Dr Anne Schiffer explores how design thinking can help tackle local and global real world challenges, including in the areas of sustainable energy transitions, energy and water access. She is the author of Reframing Energy Access: Insights from The Gambia. The interdisciplinary nature of her research brings together participatory/ co-design practice, urbanism, feminist development theory and design anthropology. She holds a PhD from Queen’s University Belfast that critiques the role of designers in international development.
Thursday 9th June
10am-3pm:
Social Justice Greening toolkit workshop with URBANA (Barcelona) led by Panagiota Kotsila
About: Panagiota Kotsila of URBANA lab (the Barcelona Lab for Urban Environmental Justice and Sustainability) examines the structural and systemic drivers of social inequalities, exclusion, oppression, and neo-colonization in cities. Building on the theory and methods from urban planning, public policy, urban and environmental sociology, urban geography and public health, the Lab analyses the extent to which urban plans and policy decisions can contribute to more just, resilient, healthy, and sustainable cities, and how community groups in distressed neighbourhoods contest environmental inequities as a result of urban (re)development processes and policies. Kotsila and her colleagues believe in putting the needs of socially vulnerable groups at the centre of sustainable urban land use practices and planning decisions, and prioritising justice-driven responses to environmental and climate-related challenges. Our emphasis is on understanding the role that community, public, and private institutions can play in creating prosperous, welcoming and supportive cities for all.
Friday 10th June
10am-1pm:
NCAD Art in Contemporary World Masters Students developing creative critical ecology projects.
1pm-2.30pm:
Screening of Rights of Nature Film and talk a new conversation on law and ecology with Dr Peter Doran
About: Rights of Nature is a way of re-thinking our relationship with nature – from one of dominance to one of sharing, caring, respect and interdependency. It can also act as a catalyst to shift our thinking from an extractive economy towards a regenerative economy. The idea of nature having rights is not new. Nature has rights. What is new is how we can intervene using a rights of nature lens to protect nature and to recognise the intrinsic rights of ecosystems and species to evolve, flourish, and regenerate.

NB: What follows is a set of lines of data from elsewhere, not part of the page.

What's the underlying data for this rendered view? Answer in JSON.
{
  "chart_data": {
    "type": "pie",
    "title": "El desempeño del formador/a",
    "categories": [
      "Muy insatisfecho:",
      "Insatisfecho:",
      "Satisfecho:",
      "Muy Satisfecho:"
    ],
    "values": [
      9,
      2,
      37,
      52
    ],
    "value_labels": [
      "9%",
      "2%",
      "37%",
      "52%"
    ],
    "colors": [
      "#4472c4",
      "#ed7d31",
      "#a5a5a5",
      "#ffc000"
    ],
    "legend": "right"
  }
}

Affording Rights to Nature is now vital because our laws, policies and environmental systems were never really designed to protect the environment. They were designed merely to reduce the rate of loss not to halt the loss in the first place or restore long term damage. EJNI’s Rights of Nature project will support and provide a platform for collaborations between activists, NGOs, lawyers, and academics who aim to develop the rights of nature conversation on the island of Ireland.